I have a string that can contain arbitrary values; e.g. it might be "1", "1½", or it might be "one."
If it's a number, I want to convert it to a float. This is simple if it's just "1"
if let newFloat = NumberFormatter().number(from: string) {
let float = CGFloat(truncating: newFloat)
print(float)
}
But if it's "½," that code fails.
I made an extension to String that will find the 'vulgar fractions' and replace them with a decimal. It does work, but 1. it feels hacky, and 2. it doesn't account for partial fractions, meaning that the string "1⅓" outputs to "10.333." I've pasted it below - is there a better way to do this?
extension String {
func replaceVulgarFractions() -> String {
var modifiedText = self
let vulgarFractionRegex = "[½⅓⅔¼¾⅕⅖⅗⅘⅙⅚⅛⅜⅝⅞]"
while let matchRange = modifiedText.range(of: vulgarFractionRegex, options: .regularExpression) {
let matchedFraction = String(modifiedText[matchRange])

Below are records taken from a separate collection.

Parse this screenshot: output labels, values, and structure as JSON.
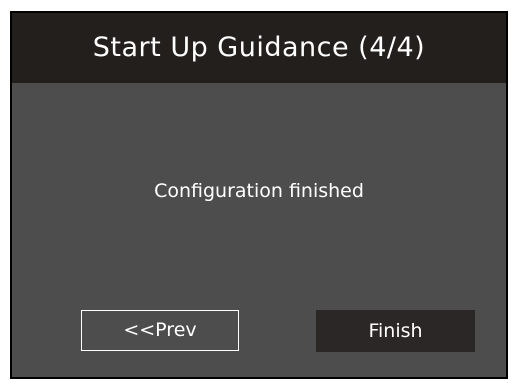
{
  "window": {
    "title": "Start Up Guidance (4/4)"
  },
  "content": {
    "message": "Configuration finished"
  },
  "buttons": {
    "prev_label": "<<Prev",
    "finish_label": "Finish"
  },
  "colors": {
    "title_bar": "#231f1d",
    "dialog_background": "#4d4d4d",
    "finish_button": "#2b2726",
    "text": "#ffffff"
  }
}
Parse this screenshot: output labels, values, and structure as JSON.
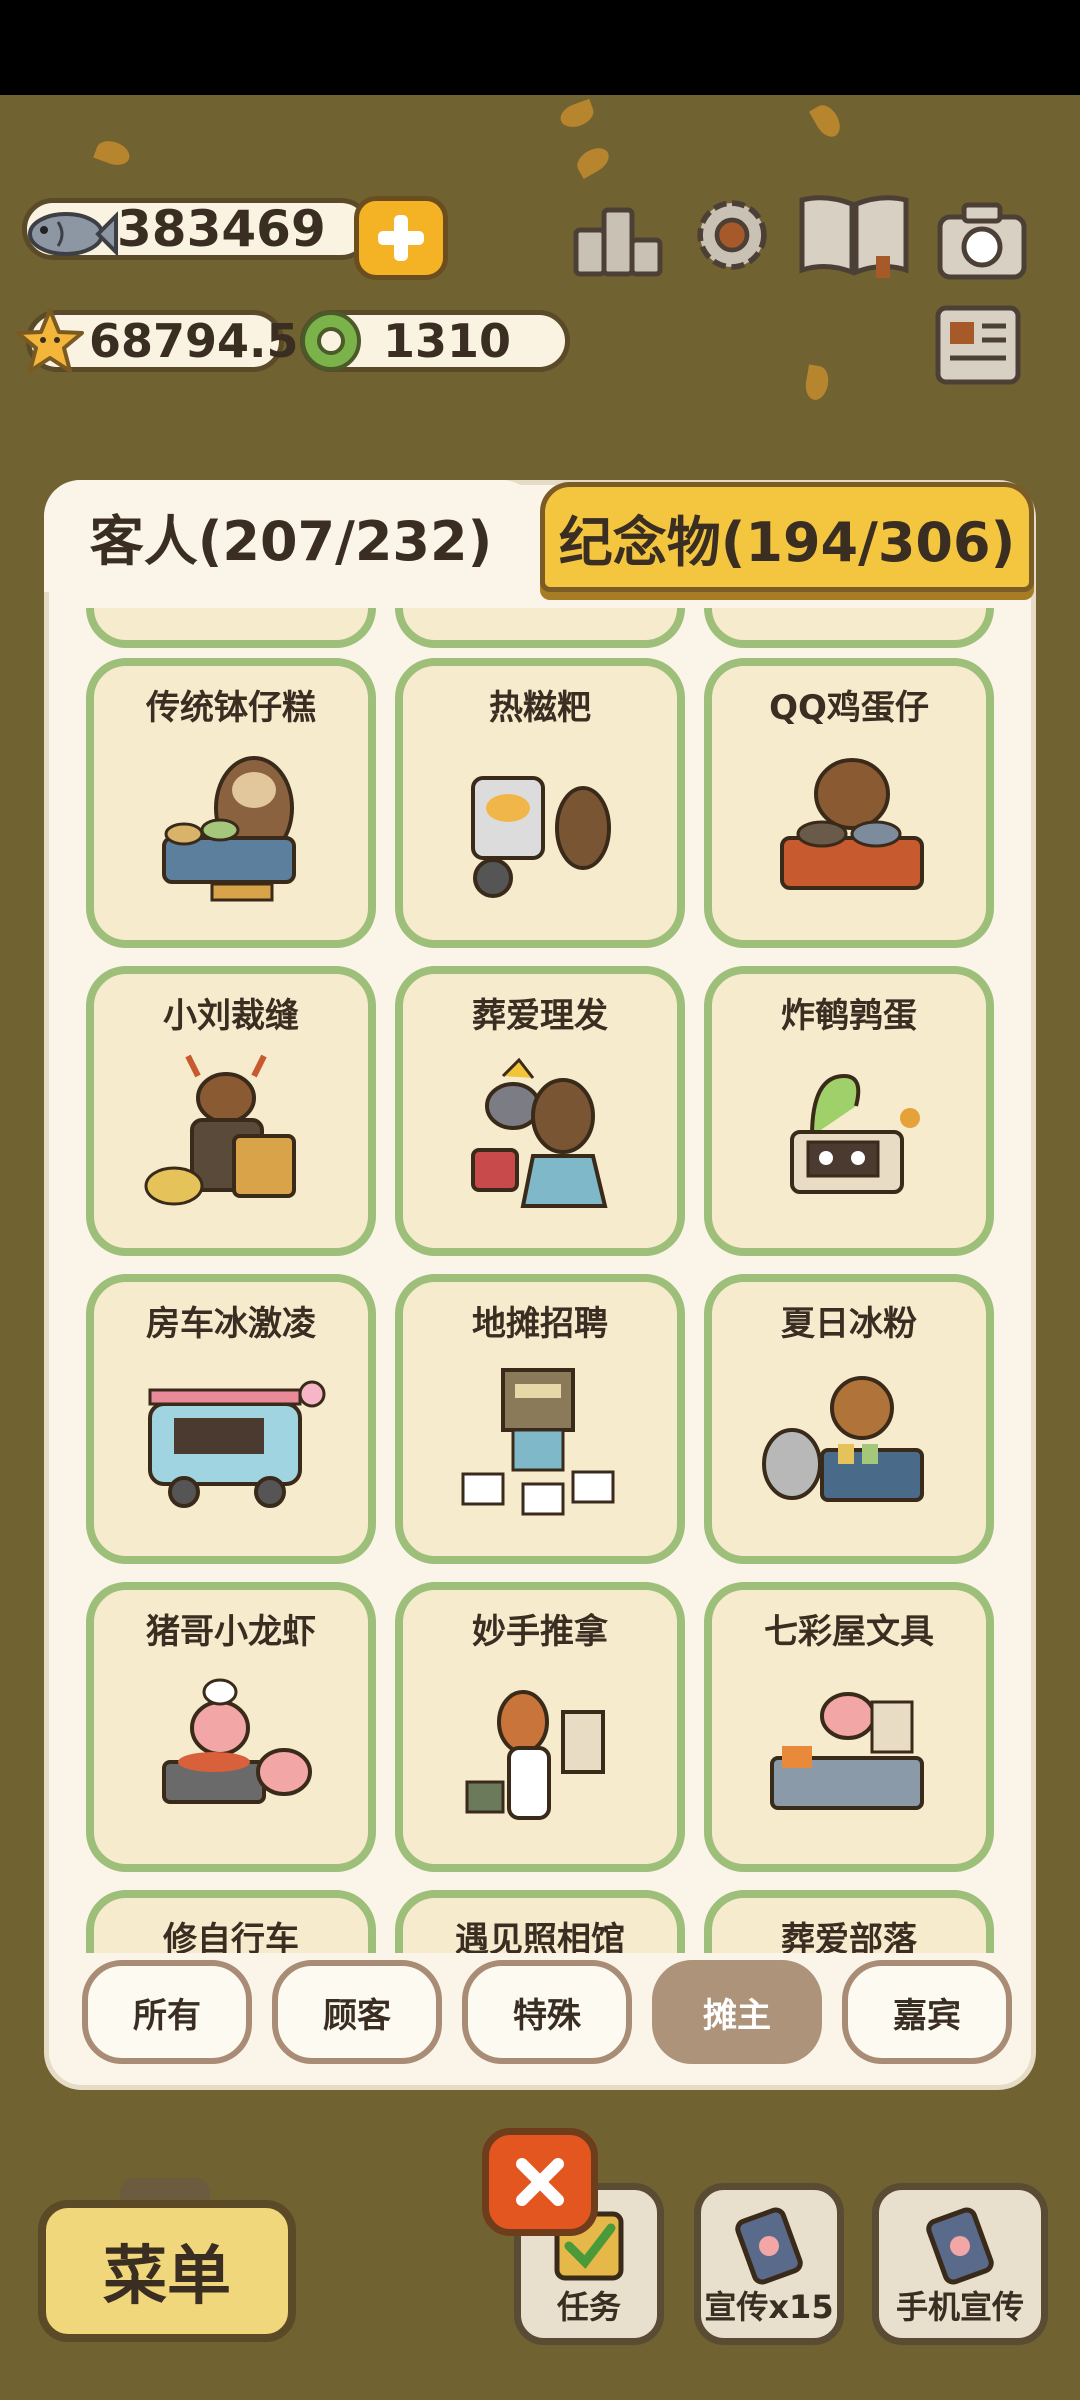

if let decimalValue = matchedFraction.vulgarFractionToDecimal() {
modifiedText = modifiedText.replacingCharacters(in: matchRange, with: String(format: "%.3f", decimalValue))
}
}
return modifiedText
}
func vulgarFractionToDecimal() -> Double? {
switch self {
case "½": return 0.5
case "⅓": return 1.0 / 3.0
case "⅔": return 2.0 / 3.0
case "¼": return 0.25
case "¾": return 0.75
case "⅕": return 0.2
case "⅖": return 0.4
case "⅗": return 0.6
case "⅘": return 0.8
case "⅙": return 1.0 / 6.0
case "⅚": return 5.0 / 6.0
case "⅐": return 1.0 / 7.0
case "⅛": return 1.0 / 8.0
case "⅜": return 3.0 / 8.0
case "⅝": return 5.0 / 8.0
case "⅞": return 7.0 / 8.0
default: return nil
}
}
}
I don't see any built-in way to translate the vulgar fraction characters to decimals. One solution would be to fix your code to adjust for the leading 0 from the string format.
Update your while loop with the following code:
while let matchRange = modifiedText.range(of: vulgarFractionRegex, options: .regularExpression) {
let matchedFraction = String(modifiedText[matchRange])
if let decimalValue = matchedFraction.vulgarFractionToDecimal() {
var fracStr = String(format: "%3.3f", decimalValue) // Your original format
// Remove the leading zero unless this is the first character
if fracStr.hasPrefix("0.") && matchRange.lowerBound != modifiedText.startIndex {
fracStr = String(fracStr.dropFirst())
}
modifiedText = modifiedText.replacingCharacters(in: matchRange, with: fracStr)
}
}
This code removes any leading zero from the result of the string format unless this is from the first character of the original string.
These changes will give you "1.5" for "1½" and "0.5" for "½".